As state and local governments across the U.S. ask citizens and business owners to make sacrifices in order to stop the spread of a deadly virus, I’m reminded of my time traveling in China with the recording artist Akon, where our guide was required to obtain special government permits just to enter certain parts of the country. Curfews, internet firewalls, bans of social media like Twitter and shutdowns are a regular part of life in China — and violating them brings severe consequences. Freedom of speech does not exist in China; people live in fear of vocalizing their thoughts. When I’d ask a hard question about living under communism, their eyes told me what they could not vocalize due to their fear of being monitored. Even Chinese citizens are restricted from entering certain districts, based on their status. As an American, that was strange to watch; it felt like we had been transported into the Hunger Games universe. It served as a stark reminder that we have such remarkable freedoms and opportunities in America that we often don’t even realize just how good we have it.

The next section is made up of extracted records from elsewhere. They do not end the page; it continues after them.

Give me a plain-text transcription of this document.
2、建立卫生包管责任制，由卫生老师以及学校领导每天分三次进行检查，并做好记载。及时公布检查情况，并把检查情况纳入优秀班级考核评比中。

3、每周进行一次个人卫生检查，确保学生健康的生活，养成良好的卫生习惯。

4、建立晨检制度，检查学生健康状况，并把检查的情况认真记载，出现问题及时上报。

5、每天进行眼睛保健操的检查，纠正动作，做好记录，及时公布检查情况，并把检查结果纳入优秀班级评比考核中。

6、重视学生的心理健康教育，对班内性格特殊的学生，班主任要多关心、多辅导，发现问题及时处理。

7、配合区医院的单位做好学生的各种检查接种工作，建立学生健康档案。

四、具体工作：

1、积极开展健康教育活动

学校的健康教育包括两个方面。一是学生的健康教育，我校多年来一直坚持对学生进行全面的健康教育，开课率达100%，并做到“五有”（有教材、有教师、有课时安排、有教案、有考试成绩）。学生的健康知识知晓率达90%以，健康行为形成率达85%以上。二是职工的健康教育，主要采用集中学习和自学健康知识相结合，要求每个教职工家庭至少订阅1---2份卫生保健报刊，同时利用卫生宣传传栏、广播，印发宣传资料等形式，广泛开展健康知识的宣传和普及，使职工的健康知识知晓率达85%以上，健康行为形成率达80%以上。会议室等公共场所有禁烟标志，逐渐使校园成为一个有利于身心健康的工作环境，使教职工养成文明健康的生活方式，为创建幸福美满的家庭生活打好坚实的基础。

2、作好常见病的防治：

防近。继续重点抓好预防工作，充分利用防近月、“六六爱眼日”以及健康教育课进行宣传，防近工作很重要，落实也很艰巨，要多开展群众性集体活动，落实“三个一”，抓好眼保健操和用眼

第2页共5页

The parallels between our temporary “coronapocalypse” and everyday life under socialism should make us wary of those who try to present socialism as some kind of panacea. It should also make us grateful to have a president who knew communist China wasn’t being honest with us about the severity of the virus that originated there. President Trump’s instincts about communist China led to flights from China being shut down in January, despite the protests of xenophobia from Democrats, a decision we now know saved countless lives.
Most of all these parallels should make us grateful that we have a president committed to ensuring that the United States of America never becomes a socialist country. As I reflect on the difficulty my relatives stuck in Cuba face every day, I’m more grateful than ever to be an American.